Além de mais precisa e segura, a nova técnica proporciona ao paciente um implante mais estável a longo prazo e uma recuperação mais rápida – reduzindo de sete para três dias o período para que ele volte a enxergar plenamente.
“Com esse tipo de cirurgia, é possível curar casos de catarata mais antigos – que hoje não poderiam ser tratados pelos meios que dispomos”, afirmou em entrevista à EXAME.com o médico Richard Yudi Hida.
Hida é chefe do Setor de Catarata do Departamento de Oftalmologia da Santa Casa de São Paulo.
Cirurgia
Existente há séculos, a cirurgia de catarata consiste na extração do cristalino afetado pela doença – que é substituído por uma lente.
Na facoemulsificação (tipo de cirurgia mais usado hoje), é feita no olho uma abertura de cerca 3 milímetros por meio da qual a lente é implantada.
Porém, isso é feito em parte manualmente – o que aumenta o risco de erros. Com o laser de femtossegundo, um computador auxilia no implante – dando mais precisão ao procedimento.

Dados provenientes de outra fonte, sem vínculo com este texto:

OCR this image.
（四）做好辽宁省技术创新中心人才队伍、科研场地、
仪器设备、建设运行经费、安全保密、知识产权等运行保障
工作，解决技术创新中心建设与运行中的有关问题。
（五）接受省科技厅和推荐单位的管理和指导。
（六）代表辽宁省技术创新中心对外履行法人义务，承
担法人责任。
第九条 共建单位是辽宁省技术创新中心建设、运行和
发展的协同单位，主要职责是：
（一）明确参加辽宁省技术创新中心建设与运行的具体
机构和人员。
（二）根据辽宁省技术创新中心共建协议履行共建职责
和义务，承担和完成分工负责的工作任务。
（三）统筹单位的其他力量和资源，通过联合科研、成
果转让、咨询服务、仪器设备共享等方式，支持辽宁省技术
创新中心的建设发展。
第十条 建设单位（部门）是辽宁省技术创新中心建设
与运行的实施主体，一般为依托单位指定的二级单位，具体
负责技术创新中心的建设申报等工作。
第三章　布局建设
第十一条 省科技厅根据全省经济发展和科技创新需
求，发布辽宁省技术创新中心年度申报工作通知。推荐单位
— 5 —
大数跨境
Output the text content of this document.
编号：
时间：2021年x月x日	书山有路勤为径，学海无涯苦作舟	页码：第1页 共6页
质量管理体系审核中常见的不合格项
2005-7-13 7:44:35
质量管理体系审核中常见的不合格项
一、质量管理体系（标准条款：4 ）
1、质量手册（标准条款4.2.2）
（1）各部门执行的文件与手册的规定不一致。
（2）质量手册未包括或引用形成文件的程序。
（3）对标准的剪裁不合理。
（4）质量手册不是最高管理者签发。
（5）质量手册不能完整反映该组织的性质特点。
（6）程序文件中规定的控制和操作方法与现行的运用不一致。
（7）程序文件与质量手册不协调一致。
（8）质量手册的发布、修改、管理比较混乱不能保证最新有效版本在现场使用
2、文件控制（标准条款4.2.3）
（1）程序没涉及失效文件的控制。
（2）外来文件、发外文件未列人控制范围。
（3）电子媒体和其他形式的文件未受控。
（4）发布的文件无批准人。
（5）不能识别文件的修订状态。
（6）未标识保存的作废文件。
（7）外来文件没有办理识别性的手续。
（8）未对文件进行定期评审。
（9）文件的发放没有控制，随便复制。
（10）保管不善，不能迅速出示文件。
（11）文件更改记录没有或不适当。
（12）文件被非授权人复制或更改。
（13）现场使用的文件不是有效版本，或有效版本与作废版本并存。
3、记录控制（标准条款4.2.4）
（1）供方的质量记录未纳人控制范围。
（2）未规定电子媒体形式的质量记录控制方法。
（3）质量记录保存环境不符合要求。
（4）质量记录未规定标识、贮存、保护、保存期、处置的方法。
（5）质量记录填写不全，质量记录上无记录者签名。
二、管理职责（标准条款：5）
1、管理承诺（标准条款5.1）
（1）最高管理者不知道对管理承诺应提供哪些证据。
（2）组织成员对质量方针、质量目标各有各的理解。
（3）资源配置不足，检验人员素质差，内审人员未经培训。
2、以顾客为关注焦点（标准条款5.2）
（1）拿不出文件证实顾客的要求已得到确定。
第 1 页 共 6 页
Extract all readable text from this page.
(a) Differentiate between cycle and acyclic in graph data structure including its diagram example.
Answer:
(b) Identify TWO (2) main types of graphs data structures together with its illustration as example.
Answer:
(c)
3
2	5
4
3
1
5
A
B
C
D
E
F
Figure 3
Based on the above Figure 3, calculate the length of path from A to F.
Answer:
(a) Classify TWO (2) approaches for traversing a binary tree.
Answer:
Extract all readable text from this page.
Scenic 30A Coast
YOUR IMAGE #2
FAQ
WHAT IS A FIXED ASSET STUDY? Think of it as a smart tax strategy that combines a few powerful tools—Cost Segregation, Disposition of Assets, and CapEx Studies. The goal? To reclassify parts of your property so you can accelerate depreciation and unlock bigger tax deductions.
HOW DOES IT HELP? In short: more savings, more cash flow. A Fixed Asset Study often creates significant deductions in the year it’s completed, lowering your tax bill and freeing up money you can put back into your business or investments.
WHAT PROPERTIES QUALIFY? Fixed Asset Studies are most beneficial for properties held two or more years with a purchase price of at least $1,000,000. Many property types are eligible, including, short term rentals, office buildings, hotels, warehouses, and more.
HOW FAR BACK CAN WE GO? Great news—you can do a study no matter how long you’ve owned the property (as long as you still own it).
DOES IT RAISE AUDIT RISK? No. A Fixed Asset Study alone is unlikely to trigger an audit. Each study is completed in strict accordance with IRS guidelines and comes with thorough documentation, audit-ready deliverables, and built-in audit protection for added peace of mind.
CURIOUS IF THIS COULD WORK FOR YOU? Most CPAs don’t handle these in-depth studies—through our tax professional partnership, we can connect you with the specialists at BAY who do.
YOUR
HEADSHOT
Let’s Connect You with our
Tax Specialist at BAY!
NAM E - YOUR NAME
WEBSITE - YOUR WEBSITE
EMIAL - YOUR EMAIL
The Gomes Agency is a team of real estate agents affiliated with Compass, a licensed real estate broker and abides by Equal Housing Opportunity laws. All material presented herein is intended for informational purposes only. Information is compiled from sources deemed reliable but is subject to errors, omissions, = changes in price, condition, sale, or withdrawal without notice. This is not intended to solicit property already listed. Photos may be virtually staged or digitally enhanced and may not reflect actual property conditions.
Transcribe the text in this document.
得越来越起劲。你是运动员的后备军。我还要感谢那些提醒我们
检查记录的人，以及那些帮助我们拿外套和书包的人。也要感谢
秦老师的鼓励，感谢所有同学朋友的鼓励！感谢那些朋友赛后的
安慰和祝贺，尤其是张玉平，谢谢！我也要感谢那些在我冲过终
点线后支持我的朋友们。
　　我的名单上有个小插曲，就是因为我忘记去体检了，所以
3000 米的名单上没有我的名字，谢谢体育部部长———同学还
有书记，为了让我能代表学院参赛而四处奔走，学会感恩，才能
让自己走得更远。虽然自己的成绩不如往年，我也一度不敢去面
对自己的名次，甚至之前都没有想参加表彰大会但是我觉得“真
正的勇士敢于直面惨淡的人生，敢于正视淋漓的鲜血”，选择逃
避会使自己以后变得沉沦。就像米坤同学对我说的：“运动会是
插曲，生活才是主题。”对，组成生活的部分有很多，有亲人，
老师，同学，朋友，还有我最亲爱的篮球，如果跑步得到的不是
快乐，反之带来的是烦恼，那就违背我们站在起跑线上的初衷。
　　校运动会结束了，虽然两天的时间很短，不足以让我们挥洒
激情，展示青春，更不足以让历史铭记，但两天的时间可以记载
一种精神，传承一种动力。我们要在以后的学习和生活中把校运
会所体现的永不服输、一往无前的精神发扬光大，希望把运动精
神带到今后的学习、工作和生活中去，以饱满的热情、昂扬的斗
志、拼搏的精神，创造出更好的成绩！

De acordo com Hida, os pontos negativos da nova técnica são o tempo de cirurgia (que cresce de 10 para 30 minutos) e o preço mais salgado.
“Enquanto uma cirurgia com a técnica atual custa entre 8 e 10 mil reais, o uso do laser de femtossegundo pode fazer o preço dobrar”, afirma o oftamologista.
A catarata é uma doença caracterizada pela opacificação do cristalino – que termina impedindo que a pessoa tenha uma visão nítida.
Entre as causas do distúrbio, estão inflamações na vista e envelhecimento. De acordo com a Organização Mundial da Saúde (OMS), 73% dos casos de cegueira em maiores de 75 anos se devem à doença.
Principal causa da perda de visão no mundo, a catarata é responsável por 51% dos casos de cegueira – afetando cerca de 20 milhões de pessoas. Os números são da OMS.
Por ano, no Brasil, são registrados aproximadamente 350 mil casos da doença.